Much of the confusion was attributed to the practice of giving the NNPC access to the said account, even though the corporation, as a revenue contributor should rather be monitored over the account and not the other way round.

While noting that it was not out of place for a government that makes extra-budgetary revenue to put something aside for the rainy day, the report urged government to work with the National Assembly to make a law that would give legal backing to the practice. For, as it stands today, there is no legal framework to support the setting up of an excess crude account, as the constitution states that all revenues earned by the country – except a few stated exemptions – must be paid into the federation account.

It further noted that this lack of legal backing has seen the presidency doing as it likes with the accounts and the funds therein. For instance, it pointed out, "The federal government has taken it upon itself to be the sole custodian of the excess crude account. It also imposes directives on the use of the account. The executive directive to share only 50% of the 2004 excess crude proceeds and nothing for 2005 was most arbitrary. The directive not to distribute anything from the excess proceeds account in 2006 was most unfortunate".

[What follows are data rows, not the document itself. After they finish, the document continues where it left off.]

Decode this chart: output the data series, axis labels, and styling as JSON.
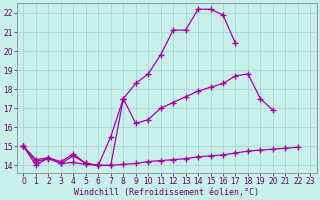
{
  "xlabel": "Windchill (Refroidissement éolien,°C)",
  "background_color": "#c8f0ea",
  "grid_color": "#a8d8d0",
  "line_color": "#aa00aa",
  "xlim": [
    -0.5,
    23.5
  ],
  "ylim": [
    13.6,
    22.5
  ],
  "xticks": [
    0,
    1,
    2,
    3,
    4,
    5,
    6,
    7,
    8,
    9,
    10,
    11,
    12,
    13,
    14,
    15,
    16,
    17,
    18,
    19,
    20,
    21,
    22,
    23
  ],
  "yticks": [
    14,
    15,
    16,
    17,
    18,
    19,
    20,
    21,
    22
  ],
  "series1_x": [
    0,
    1,
    2,
    3,
    4,
    5,
    6,
    7,
    8,
    9,
    10,
    11,
    12,
    13,
    14,
    15,
    16,
    17,
    18,
    19,
    20
  ],
  "series1_y": [
    15.0,
    14.0,
    14.4,
    14.1,
    14.5,
    14.1,
    14.0,
    14.0,
    17.5,
    18.3,
    18.8,
    19.8,
    21.1,
    21.1,
    22.2,
    22.2,
    21.9,
    20.4,
    null,
    null,
    null
  ],
  "series2_x": [
    0,
    1,
    2,
    3,
    4,
    5,
    6,
    7,
    8,
    9,
    10,
    11,
    12,
    13,
    14,
    15,
    16,
    17,
    18,
    19,
    20,
    21,
    22
  ],
  "series2_y": [
    15.0,
    14.3,
    14.4,
    14.2,
    14.6,
    14.1,
    14.0,
    15.5,
    17.5,
    16.2,
    16.4,
    17.0,
    17.3,
    17.6,
    17.9,
    18.1,
    18.3,
    18.7,
    18.8,
    17.5,
    16.9,
    null,
    null
  ],
  "series3_x": [
    0,
    1,
    2,
    3,
    4,
    5,
    6,
    7,
    8,
    9,
    10,
    11,
    12,
    13,
    14,
    15,
    16,
    17,
    18,
    19,
    20,
    21,
    22
  ],
  "series3_y": [
    15.0,
    14.2,
    14.35,
    14.1,
    14.15,
    14.05,
    14.0,
    14.0,
    14.05,
    14.1,
    14.2,
    14.25,
    14.3,
    14.35,
    14.45,
    14.5,
    14.55,
    14.65,
    14.75,
    14.8,
    14.85,
    14.9,
    14.95
  ],
  "marker": "+",
  "markersize": 4,
  "linewidth": 0.9,
  "xlabel_fontsize": 6,
  "tick_fontsize": 5.5
}
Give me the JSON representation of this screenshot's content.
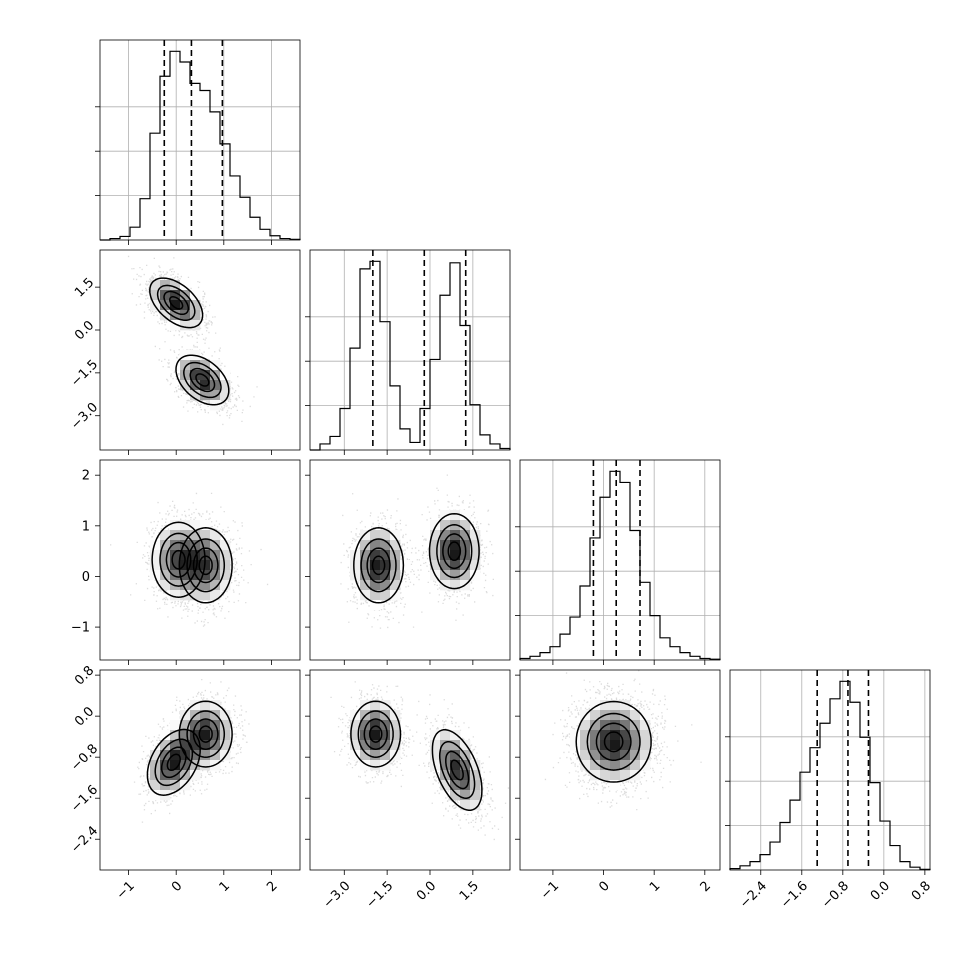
{
  "chart_data": {
    "type": "corner",
    "description_of_parameters": 4,
    "params": [
      {
        "index": 0,
        "range": [
          -1.6,
          2.6
        ],
        "ticks": [
          -1,
          0,
          1,
          2
        ],
        "tick_labels": [
          "−1",
          "0",
          "1",
          "2"
        ],
        "quantiles": [
          -0.25,
          0.32,
          0.97
        ]
      },
      {
        "index": 1,
        "range": [
          -4.2,
          2.8
        ],
        "ticks": [
          -3.0,
          -1.5,
          0.0,
          1.5
        ],
        "tick_labels": [
          "−3.0",
          "−1.5",
          "0.0",
          "1.5"
        ],
        "quantiles": [
          -2.0,
          -0.2,
          1.25
        ]
      },
      {
        "index": 2,
        "range": [
          -1.65,
          2.3
        ],
        "ticks": [
          -1,
          0,
          1,
          2
        ],
        "tick_labels": [
          "−1",
          "0",
          "1",
          "2"
        ],
        "quantiles": [
          -0.2,
          0.25,
          0.72
        ]
      },
      {
        "index": 3,
        "range": [
          -3.0,
          0.9
        ],
        "ticks": [
          -2.4,
          -1.6,
          -0.8,
          0.0,
          0.8
        ],
        "tick_labels": [
          "−2.4",
          "−1.6",
          "−0.8",
          "0.0",
          "0.8"
        ],
        "quantiles": [
          -1.3,
          -0.7,
          -0.3
        ]
      }
    ],
    "histograms": [
      {
        "param": 0,
        "edges_start": -1.6,
        "bin_width": 0.21,
        "counts": [
          0,
          2,
          5,
          18,
          58,
          150,
          230,
          265,
          250,
          220,
          210,
          180,
          135,
          90,
          60,
          32,
          15,
          6,
          2,
          1
        ]
      },
      {
        "param": 1,
        "edges_start": -4.2,
        "bin_width": 0.35,
        "counts": [
          0,
          8,
          18,
          55,
          135,
          240,
          250,
          170,
          85,
          28,
          10,
          55,
          120,
          205,
          248,
          165,
          60,
          20,
          8,
          2
        ]
      },
      {
        "param": 2,
        "edges_start": -1.65,
        "bin_width": 0.1975,
        "counts": [
          2,
          5,
          10,
          18,
          35,
          58,
          100,
          165,
          220,
          255,
          240,
          175,
          105,
          60,
          30,
          18,
          10,
          5,
          2,
          1
        ]
      },
      {
        "param": 3,
        "edges_start": -3.0,
        "bin_width": 0.195,
        "counts": [
          2,
          6,
          12,
          22,
          40,
          68,
          100,
          140,
          175,
          210,
          245,
          270,
          240,
          190,
          125,
          70,
          35,
          12,
          4,
          1
        ]
      }
    ],
    "pairs": [
      {
        "x_param": 0,
        "y_param": 1,
        "components": [
          {
            "weight": 0.5,
            "mean": [
              0.0,
              0.95
            ],
            "cov": [
              [
                0.09,
                -0.07
              ],
              [
                -0.07,
                0.22
              ]
            ]
          },
          {
            "weight": 0.5,
            "mean": [
              0.55,
              -1.75
            ],
            "cov": [
              [
                0.09,
                -0.06
              ],
              [
                -0.06,
                0.22
              ]
            ]
          }
        ]
      },
      {
        "x_param": 0,
        "y_param": 2,
        "components": [
          {
            "weight": 0.5,
            "mean": [
              0.05,
              0.33
            ],
            "cov": [
              [
                0.09,
                0.0
              ],
              [
                0.0,
                0.16
              ]
            ]
          },
          {
            "weight": 0.5,
            "mean": [
              0.62,
              0.22
            ],
            "cov": [
              [
                0.09,
                0.0
              ],
              [
                0.0,
                0.16
              ]
            ]
          }
        ]
      },
      {
        "x_param": 1,
        "y_param": 2,
        "components": [
          {
            "weight": 0.5,
            "mean": [
              -1.8,
              0.22
            ],
            "cov": [
              [
                0.22,
                0.0
              ],
              [
                0.0,
                0.16
              ]
            ]
          },
          {
            "weight": 0.5,
            "mean": [
              0.85,
              0.5
            ],
            "cov": [
              [
                0.22,
                0.0
              ],
              [
                0.0,
                0.16
              ]
            ]
          }
        ]
      },
      {
        "x_param": 0,
        "y_param": 3,
        "components": [
          {
            "weight": 0.5,
            "mean": [
              -0.05,
              -0.9
            ],
            "cov": [
              [
                0.09,
                0.04
              ],
              [
                0.04,
                0.12
              ]
            ]
          },
          {
            "weight": 0.5,
            "mean": [
              0.62,
              -0.35
            ],
            "cov": [
              [
                0.09,
                0.0
              ],
              [
                0.0,
                0.12
              ]
            ]
          }
        ]
      },
      {
        "x_param": 1,
        "y_param": 3,
        "components": [
          {
            "weight": 0.5,
            "mean": [
              -1.9,
              -0.35
            ],
            "cov": [
              [
                0.22,
                0.0
              ],
              [
                0.0,
                0.12
              ]
            ]
          },
          {
            "weight": 0.5,
            "mean": [
              0.95,
              -1.05
            ],
            "cov": [
              [
                0.22,
                -0.1
              ],
              [
                -0.1,
                0.18
              ]
            ]
          }
        ]
      },
      {
        "x_param": 2,
        "y_param": 3,
        "components": [
          {
            "weight": 1.0,
            "mean": [
              0.2,
              -0.5
            ],
            "cov": [
              [
                0.16,
                0.0
              ],
              [
                0.0,
                0.18
              ]
            ]
          }
        ]
      }
    ],
    "grid": true,
    "contour_levels": 4,
    "title": "",
    "xlabel": "",
    "ylabel": ""
  }
}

The RMAFC subcommittee which re-emphasized the developmental drawbacks of refusing to pay the other tiers of government their due from the excess crude account was chaired by Alhaji Yakubu Shehu and had other members as Mr. Sam Nnebe-Agumadu (Vice Chairman), Otunba Oladeji Ariyi (member), Maj. Gen. O.E. Obada rtd (member) and Abdullahi S. Maiunguwa (secretary).

Genesis of excess crude account
The Excess Crude Account concept which was revived in 2003 by the Obasanjo administration followed in the path of the dedicated account which the Gen. Ibrahim Babangida administration opened to accommodate the excess oil revenue that came as a result of the first Gulf War – earnings that would later be dubbed ‘oil windfall’.

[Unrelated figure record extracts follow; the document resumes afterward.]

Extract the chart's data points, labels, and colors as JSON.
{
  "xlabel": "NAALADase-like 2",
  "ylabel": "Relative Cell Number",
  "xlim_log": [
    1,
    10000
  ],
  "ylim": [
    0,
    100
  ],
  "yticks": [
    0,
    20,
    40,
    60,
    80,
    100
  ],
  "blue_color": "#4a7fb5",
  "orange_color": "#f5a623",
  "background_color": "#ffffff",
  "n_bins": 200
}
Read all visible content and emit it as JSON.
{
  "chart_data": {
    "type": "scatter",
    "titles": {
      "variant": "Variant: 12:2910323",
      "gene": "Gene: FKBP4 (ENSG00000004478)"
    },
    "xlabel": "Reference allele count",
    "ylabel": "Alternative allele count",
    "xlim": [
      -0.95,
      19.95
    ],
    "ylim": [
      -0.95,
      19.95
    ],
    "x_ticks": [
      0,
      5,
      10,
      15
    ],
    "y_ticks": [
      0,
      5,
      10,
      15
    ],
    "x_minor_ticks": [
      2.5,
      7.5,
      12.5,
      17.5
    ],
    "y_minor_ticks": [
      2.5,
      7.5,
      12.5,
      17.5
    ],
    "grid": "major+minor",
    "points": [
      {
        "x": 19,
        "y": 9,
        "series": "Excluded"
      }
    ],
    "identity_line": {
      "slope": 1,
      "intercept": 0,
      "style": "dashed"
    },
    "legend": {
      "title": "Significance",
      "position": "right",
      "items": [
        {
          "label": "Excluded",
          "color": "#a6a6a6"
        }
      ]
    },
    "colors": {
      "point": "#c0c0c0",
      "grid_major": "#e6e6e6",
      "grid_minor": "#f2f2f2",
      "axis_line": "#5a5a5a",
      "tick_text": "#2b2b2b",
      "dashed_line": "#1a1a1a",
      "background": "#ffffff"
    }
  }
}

With oil prices soaring to all-time high since the coming of the Obasanjo administration, the differentials between projected revenue in the annual budgets and the actual revenue necessitated by ever-rising global oil prices has seen the country’s earnings nearly doubling at the end of every budget year. This year for instance, while the budget was based on a $33-per-barrel estimation, the barrel of Nigeria’s type of crude sold for $60 for most of the year and has now nodged beyond the $70 mark.

The excess crude account is therefore a way of mopping up excess liquidity and checking inflation.
The account is operated in two parts. While one, domiciled overseas, recieves payments in excess of budgeted benchmark for barrel of oil sold, excess PPT (any amount above the budgeted monthly revenue target of $394920,000) as well as excess royalties (any amount in excess of the budgeted monthly revenue target of $180,610,000), the account domiciled in Nigeria is the one into which excess revenue derived from sales of crude oil to NNPC for local production is paid.

"In 2003 alone, for instance, a total of $1.07935 billion was realised, out of which $0.8569 billion was deducted. By 2004, the amount realised as excess revenue had jumped to $6.07083 billion with $0.1519 deducted and a further 50% of the balance was shared to the beneficiaries in 2005. In the same vein, a total sum of $18.232 billion was realised in 2005 out of which $12.907 billion was deducted, leaving a balance of $5.325 billion as at January 2006".